Messages in a prompt can contain:

  • role: Either “user” or “assistant” to indicate the speaker
  • content: One of the following content types:

Text Content

Text content represents plain text messages:

{
  "type": "text",
  "text": "The text content of the message"
}

This is the most common content type used for natural language interactions.

Image Content

Image content allows including visual information in messages:

{
  "type": "image",
  "data": "base64-encoded-image-data",
  "mimeType": "image/png"
}

The image data MUST be base64-encoded and include a valid MIME type.

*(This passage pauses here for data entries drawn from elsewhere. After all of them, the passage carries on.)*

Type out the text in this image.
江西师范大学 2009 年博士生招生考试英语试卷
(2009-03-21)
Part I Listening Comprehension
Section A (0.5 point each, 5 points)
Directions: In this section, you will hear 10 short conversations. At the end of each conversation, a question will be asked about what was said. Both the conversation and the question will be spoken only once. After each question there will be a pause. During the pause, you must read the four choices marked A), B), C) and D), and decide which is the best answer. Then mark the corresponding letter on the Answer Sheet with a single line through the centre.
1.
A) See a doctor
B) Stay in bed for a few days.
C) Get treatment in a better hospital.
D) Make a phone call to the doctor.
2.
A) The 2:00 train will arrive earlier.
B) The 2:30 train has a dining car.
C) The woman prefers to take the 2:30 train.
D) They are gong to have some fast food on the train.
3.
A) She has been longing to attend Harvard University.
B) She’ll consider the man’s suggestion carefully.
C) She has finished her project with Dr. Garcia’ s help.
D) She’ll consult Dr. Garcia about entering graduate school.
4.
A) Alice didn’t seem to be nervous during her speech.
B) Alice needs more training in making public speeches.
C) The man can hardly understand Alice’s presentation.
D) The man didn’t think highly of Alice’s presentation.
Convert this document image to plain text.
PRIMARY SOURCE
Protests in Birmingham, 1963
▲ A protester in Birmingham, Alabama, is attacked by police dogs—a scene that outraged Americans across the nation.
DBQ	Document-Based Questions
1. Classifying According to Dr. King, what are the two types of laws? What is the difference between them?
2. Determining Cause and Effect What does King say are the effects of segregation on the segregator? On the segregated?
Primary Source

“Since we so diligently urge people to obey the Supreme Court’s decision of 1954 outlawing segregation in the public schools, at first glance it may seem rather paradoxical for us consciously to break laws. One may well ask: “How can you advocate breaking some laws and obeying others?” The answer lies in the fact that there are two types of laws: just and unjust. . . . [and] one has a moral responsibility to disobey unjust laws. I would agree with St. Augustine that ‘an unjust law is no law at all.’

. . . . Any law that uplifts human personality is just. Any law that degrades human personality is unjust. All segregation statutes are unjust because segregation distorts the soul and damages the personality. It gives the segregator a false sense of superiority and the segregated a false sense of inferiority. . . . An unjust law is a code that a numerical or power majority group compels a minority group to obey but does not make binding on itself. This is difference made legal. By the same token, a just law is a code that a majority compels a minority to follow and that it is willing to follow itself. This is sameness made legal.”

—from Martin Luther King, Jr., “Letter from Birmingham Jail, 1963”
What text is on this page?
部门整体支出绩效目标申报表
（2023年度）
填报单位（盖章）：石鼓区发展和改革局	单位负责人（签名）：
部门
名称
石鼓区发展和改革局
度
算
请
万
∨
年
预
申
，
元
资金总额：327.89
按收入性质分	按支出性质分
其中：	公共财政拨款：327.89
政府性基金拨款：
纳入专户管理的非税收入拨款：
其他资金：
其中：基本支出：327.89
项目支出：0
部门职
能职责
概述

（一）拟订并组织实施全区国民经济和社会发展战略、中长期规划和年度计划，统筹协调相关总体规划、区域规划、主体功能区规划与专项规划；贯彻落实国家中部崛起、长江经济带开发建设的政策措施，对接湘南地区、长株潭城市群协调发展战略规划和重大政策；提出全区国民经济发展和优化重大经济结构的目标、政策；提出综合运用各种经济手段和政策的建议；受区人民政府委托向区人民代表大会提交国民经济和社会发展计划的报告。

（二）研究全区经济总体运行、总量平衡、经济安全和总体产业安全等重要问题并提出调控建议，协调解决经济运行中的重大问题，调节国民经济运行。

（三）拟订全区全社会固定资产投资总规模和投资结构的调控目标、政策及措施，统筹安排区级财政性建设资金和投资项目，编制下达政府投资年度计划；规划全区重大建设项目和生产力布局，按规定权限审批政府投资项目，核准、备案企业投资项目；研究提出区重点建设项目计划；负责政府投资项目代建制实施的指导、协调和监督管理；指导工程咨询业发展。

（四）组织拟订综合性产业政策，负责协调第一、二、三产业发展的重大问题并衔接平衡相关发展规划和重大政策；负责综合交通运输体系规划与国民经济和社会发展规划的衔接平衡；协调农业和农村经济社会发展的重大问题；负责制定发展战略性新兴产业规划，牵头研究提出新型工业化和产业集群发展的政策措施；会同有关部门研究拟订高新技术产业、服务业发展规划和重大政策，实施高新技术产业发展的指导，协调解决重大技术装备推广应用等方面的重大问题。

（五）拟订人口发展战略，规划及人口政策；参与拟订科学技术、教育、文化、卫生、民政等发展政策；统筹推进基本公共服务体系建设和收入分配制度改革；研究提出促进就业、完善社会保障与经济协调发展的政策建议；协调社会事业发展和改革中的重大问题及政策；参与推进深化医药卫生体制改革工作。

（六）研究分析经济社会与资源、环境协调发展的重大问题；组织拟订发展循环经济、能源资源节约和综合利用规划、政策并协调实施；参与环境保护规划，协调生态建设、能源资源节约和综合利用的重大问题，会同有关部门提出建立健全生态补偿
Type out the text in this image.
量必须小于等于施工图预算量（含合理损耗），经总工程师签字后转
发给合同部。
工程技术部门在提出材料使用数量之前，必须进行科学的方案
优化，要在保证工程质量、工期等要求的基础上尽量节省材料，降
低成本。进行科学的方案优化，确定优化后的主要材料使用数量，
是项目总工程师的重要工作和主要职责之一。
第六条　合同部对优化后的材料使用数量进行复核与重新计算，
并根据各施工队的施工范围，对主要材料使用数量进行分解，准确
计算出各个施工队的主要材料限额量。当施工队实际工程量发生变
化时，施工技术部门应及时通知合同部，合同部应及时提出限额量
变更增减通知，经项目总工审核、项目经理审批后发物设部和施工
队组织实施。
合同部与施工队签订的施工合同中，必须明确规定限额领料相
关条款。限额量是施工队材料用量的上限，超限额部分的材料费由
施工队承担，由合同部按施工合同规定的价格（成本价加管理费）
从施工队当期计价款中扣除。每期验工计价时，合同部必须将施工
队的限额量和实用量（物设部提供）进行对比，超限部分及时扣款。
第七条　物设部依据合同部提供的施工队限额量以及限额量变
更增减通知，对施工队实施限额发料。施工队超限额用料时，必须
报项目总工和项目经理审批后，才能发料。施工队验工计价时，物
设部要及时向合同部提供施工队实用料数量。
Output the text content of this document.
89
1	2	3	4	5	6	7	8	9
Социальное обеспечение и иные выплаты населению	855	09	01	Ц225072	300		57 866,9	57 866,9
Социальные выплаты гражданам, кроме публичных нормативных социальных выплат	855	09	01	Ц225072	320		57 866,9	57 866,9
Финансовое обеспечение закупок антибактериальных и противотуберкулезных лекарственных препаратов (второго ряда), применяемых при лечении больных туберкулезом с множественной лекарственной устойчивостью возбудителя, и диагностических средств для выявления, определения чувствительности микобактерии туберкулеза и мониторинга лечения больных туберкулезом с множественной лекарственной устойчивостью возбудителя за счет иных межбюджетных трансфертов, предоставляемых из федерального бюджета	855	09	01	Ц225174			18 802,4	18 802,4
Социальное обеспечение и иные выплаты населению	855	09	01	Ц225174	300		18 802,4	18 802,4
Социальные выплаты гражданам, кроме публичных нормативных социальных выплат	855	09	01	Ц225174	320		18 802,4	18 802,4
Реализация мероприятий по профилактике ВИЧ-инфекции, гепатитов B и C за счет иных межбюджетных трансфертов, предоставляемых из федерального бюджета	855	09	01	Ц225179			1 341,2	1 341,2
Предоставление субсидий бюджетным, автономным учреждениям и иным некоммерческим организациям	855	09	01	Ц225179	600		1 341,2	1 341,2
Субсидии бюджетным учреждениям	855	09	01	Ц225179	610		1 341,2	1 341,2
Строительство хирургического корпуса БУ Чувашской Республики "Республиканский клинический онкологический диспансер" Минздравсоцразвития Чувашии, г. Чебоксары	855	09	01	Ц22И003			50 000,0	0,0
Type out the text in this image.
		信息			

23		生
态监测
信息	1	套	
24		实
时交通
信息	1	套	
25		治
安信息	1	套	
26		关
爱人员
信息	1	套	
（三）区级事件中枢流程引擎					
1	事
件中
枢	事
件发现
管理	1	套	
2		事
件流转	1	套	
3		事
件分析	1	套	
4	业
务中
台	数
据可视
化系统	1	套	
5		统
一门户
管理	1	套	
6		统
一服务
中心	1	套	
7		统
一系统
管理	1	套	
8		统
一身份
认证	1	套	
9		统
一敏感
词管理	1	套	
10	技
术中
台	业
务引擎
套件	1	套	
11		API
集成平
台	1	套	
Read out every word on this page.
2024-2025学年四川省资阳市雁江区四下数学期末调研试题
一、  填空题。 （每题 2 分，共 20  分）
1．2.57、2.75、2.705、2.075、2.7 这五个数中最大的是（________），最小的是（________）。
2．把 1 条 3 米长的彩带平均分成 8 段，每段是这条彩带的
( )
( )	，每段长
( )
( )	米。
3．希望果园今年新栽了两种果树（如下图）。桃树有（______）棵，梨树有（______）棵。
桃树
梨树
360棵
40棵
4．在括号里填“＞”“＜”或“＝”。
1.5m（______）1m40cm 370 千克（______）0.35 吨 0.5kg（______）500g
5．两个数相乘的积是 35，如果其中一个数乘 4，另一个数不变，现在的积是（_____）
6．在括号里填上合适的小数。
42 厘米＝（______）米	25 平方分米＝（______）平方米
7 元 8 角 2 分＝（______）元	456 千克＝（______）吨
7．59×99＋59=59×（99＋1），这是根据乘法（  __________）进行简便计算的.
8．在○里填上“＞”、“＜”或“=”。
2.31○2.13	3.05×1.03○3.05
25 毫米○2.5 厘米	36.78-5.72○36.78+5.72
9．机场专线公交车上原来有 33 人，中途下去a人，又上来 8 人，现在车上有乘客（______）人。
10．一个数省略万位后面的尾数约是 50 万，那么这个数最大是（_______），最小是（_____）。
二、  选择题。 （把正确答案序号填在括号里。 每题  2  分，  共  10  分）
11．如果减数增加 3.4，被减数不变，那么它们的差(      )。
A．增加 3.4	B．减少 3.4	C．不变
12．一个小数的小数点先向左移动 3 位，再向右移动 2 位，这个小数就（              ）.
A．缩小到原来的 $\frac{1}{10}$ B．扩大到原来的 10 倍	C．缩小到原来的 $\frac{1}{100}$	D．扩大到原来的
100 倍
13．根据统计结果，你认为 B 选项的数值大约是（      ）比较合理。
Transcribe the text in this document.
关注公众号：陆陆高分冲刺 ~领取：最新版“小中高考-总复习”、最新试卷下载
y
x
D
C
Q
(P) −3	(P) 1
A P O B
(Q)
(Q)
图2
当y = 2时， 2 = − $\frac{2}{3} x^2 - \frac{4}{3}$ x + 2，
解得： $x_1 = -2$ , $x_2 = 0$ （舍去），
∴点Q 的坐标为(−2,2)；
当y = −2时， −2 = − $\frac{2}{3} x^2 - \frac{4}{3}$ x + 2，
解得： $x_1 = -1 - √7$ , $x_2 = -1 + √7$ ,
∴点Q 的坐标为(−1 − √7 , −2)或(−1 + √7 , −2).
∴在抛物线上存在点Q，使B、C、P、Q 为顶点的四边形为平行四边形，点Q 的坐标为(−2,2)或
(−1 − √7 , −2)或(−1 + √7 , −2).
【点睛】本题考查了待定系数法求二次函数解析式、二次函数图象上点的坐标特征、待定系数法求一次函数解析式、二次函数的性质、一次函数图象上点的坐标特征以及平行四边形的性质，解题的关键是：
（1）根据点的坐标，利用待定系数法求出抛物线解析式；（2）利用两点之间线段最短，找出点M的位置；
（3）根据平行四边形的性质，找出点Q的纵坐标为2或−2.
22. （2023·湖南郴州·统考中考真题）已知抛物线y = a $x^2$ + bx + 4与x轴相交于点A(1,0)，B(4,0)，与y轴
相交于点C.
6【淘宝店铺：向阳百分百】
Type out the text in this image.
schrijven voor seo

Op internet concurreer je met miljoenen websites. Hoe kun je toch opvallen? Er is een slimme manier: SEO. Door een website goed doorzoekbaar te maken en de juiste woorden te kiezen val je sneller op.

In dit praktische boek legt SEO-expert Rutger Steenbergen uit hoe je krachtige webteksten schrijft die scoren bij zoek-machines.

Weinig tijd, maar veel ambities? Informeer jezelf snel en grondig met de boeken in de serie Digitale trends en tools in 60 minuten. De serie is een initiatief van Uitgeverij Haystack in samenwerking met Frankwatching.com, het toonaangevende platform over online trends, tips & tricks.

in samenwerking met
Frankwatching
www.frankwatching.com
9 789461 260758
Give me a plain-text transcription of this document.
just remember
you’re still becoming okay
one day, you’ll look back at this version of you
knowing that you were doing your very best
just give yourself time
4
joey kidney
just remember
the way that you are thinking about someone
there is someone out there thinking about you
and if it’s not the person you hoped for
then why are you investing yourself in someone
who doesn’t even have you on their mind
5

This enables multi-modal interactions where visual context is important.

Embedded Resources

Embedded resources allow referencing server-side resources directly in messages:

{
  "type": "resource",
  "resource": {
    "uri": "resource://example",
    "mimeType": "text/plain",
    "text": "Resource content"
  }
}

Resources can contain either text or binary (blob) data and MUST include:

  • A valid resource URI
  • The appropriate MIME type
  • Either text content or base64-encoded blob data

Embedded resources enable prompts to seamlessly incorporate server-managed content like documentation, code samples, or other reference materials directly into the conversation flow.

Error Handling

Servers SHOULD return standard JSON-RPC errors for common failure cases:

  • Invalid prompt name: -32602 (Invalid params)
  • Missing required arguments: -32602 (Invalid params)
  • Internal errors: -32603 (Internal error)

Implementation Considerations

  1. Servers SHOULD validate prompt arguments before processing
  2. Clients SHOULD handle pagination for large prompt lists
  3. Both parties SHOULD respect capability negotiation

Security

Implementations MUST carefully validate all prompt inputs and outputs to prevent injection attacks or unauthorized access to resources.